Scheduled for a release later this summer, Ask Photos will enable users to navigate their Google Photos library using natural language queries that tap into Gemini’s advanced comprehension of photo content and associated metadata.
This feature moves beyond the need to search for specific elements within photos, such as “One World Trade Center.” Instead, users can conduct more extensive and intricate searches, like identifying the “best photo from each National Park I visited.” In this scenario, Gemini would evaluate factors such as lighting, sharpness, and background clarity to determine the top photo in a selection, utilizing geolocation data and timestamps to present the most pertinent images.
Gemini in Gmail
Gmail users will soon gain the ability to search, summarize, and draft emails using Gemini, as well as execute more intricate tasks, such as assisting with return processes.
During a demonstration at I/O, Google illustrated how a parent looking to stay updated on their child’s school activities could leverage Gemini to summarize all recent emails from the school. Beyond just the email body, Gemini also examines attachments, including PDFs, and generates summaries highlighting key points and action items.
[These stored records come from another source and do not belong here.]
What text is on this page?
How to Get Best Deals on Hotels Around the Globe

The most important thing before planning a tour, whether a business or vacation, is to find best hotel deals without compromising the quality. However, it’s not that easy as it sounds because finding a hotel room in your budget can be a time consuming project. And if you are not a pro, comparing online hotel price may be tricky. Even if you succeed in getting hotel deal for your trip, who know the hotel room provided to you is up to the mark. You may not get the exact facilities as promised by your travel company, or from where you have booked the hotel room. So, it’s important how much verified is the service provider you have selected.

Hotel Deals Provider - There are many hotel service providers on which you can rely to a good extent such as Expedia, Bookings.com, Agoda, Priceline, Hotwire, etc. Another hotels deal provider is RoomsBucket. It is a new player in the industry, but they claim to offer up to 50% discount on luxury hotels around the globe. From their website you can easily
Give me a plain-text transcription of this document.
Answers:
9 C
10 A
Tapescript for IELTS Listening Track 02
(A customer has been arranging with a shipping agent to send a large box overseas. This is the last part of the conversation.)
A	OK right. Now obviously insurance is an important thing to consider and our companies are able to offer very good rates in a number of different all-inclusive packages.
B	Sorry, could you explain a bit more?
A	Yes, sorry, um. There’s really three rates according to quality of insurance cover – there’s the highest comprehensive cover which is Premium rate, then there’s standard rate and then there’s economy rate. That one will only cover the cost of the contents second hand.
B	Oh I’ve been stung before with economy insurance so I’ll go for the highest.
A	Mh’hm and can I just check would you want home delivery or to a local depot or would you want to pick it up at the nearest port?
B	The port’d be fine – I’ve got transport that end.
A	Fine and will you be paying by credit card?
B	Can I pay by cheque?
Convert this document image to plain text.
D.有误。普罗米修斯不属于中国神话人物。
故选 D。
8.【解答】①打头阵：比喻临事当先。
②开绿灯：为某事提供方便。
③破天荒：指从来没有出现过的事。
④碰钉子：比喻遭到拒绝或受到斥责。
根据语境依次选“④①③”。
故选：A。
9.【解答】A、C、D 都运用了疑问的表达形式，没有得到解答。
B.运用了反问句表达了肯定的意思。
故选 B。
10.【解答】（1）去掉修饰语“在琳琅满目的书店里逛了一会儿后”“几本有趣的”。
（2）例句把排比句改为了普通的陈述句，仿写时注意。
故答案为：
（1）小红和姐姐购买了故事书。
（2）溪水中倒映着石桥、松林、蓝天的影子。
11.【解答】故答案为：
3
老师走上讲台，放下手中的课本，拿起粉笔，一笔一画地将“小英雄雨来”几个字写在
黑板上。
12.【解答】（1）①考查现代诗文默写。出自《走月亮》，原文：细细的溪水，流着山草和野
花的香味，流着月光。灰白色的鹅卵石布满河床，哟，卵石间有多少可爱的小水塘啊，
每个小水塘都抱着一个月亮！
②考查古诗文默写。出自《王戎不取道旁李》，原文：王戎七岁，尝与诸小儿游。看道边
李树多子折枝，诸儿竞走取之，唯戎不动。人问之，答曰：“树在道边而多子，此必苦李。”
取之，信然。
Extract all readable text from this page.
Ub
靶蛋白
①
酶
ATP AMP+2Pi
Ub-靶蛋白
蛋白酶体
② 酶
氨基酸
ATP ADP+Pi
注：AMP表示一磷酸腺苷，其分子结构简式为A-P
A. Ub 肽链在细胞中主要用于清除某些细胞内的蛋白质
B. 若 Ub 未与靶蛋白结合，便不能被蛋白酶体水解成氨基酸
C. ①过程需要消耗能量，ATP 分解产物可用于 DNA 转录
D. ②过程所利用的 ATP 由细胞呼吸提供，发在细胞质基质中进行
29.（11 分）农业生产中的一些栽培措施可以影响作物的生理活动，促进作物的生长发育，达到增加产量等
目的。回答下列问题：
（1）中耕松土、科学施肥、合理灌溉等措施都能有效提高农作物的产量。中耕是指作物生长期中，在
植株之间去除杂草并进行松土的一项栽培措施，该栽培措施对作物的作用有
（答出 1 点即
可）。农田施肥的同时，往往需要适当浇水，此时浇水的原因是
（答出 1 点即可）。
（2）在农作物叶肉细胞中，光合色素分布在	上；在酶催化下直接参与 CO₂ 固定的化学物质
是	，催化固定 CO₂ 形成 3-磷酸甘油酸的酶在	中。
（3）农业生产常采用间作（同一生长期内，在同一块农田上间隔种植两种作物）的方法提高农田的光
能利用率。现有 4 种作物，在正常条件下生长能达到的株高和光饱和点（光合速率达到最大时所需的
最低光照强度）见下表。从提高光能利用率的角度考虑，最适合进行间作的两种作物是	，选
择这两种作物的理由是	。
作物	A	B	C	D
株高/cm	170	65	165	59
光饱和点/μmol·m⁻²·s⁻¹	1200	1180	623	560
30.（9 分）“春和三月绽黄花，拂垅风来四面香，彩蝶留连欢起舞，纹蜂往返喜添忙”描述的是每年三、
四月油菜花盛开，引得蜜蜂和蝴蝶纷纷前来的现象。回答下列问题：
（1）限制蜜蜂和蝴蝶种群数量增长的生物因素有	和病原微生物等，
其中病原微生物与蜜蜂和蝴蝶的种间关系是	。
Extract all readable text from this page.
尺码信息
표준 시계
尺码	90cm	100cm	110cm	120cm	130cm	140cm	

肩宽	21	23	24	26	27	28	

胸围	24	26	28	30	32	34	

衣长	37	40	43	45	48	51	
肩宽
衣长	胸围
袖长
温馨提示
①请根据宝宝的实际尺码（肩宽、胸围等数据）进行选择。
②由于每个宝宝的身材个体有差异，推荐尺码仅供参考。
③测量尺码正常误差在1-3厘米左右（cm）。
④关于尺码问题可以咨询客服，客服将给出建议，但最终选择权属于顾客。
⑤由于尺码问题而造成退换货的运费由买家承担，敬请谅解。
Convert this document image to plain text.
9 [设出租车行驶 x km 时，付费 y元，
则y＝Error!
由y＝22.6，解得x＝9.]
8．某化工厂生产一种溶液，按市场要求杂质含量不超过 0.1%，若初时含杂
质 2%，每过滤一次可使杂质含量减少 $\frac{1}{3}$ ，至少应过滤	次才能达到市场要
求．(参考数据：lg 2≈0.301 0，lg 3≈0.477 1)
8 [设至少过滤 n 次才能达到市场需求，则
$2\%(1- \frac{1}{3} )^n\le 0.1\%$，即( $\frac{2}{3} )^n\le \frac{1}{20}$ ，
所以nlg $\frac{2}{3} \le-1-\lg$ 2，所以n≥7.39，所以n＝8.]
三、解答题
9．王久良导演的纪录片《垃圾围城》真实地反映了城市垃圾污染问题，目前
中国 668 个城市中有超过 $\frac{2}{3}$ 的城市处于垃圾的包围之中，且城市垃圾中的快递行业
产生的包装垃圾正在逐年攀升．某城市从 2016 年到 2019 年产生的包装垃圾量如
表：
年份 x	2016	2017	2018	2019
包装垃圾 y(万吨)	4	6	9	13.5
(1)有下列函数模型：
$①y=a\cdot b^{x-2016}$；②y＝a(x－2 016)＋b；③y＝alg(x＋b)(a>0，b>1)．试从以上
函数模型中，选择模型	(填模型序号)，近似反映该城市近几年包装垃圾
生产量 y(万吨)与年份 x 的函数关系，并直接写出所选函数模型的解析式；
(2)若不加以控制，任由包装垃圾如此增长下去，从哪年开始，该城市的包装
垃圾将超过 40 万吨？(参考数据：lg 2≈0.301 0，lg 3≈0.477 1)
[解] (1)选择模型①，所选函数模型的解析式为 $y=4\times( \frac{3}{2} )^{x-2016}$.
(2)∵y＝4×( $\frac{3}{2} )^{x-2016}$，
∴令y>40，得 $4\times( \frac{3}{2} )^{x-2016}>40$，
From a dedicated sidebar in Gmail, users can request Gemini’s assistance in organizing receipts from their emails, with options to place them in a Google Drive folder or extract and insert the information into a spreadsheet. For frequent tasks, such as a business traveler monitoring expenses, Gemini can further streamline and automate these processes for future efficiency.
Detecting scams during calls
Google has introduced a forthcoming AI-driven feature designed to alert users to potential scams during phone calls. This innovative capability will be integrated into a future version of Android and leverages Gemini Nano, Google’s smallest generative AI model. Notably, this model operates entirely on-device, enabling it to monitor for “conversation patterns commonly associated with scams” in real time.
While a specific release date for this feature has not been announced, Google’s preview showcases the prospective capabilities of Gemini Nano. Importantly, the feature will be opt-in, which is a crucial factor for user privacy. Although the on-device functionality of Gemini Nano ensures that audio won’t be automatically uploaded to the cloud, the AI will still be actively listening to conversations, raising some potential privacy concerns.
AI for accessibility
Google is set to enhance its TalkBack accessibility feature for Android by integrating advanced generative AI technology. In the near future, TalkBack will utilize Gemini Nano to generate auditory descriptions of objects, aiding users with low vision or blindness.
For instance, TalkBack might describe a piece of clothing as, “This is a close-up image of a black and white gingham dress. It features a short length, a collar, and long sleeves, and is cinched at the waist with a large bow.”
Google reports that TalkBack users typically encounter approximately 90 unlabeled images daily. With the implementation of Nano, the system will be able to provide detailed insights into such content, potentially eliminating the need for manual input of this information.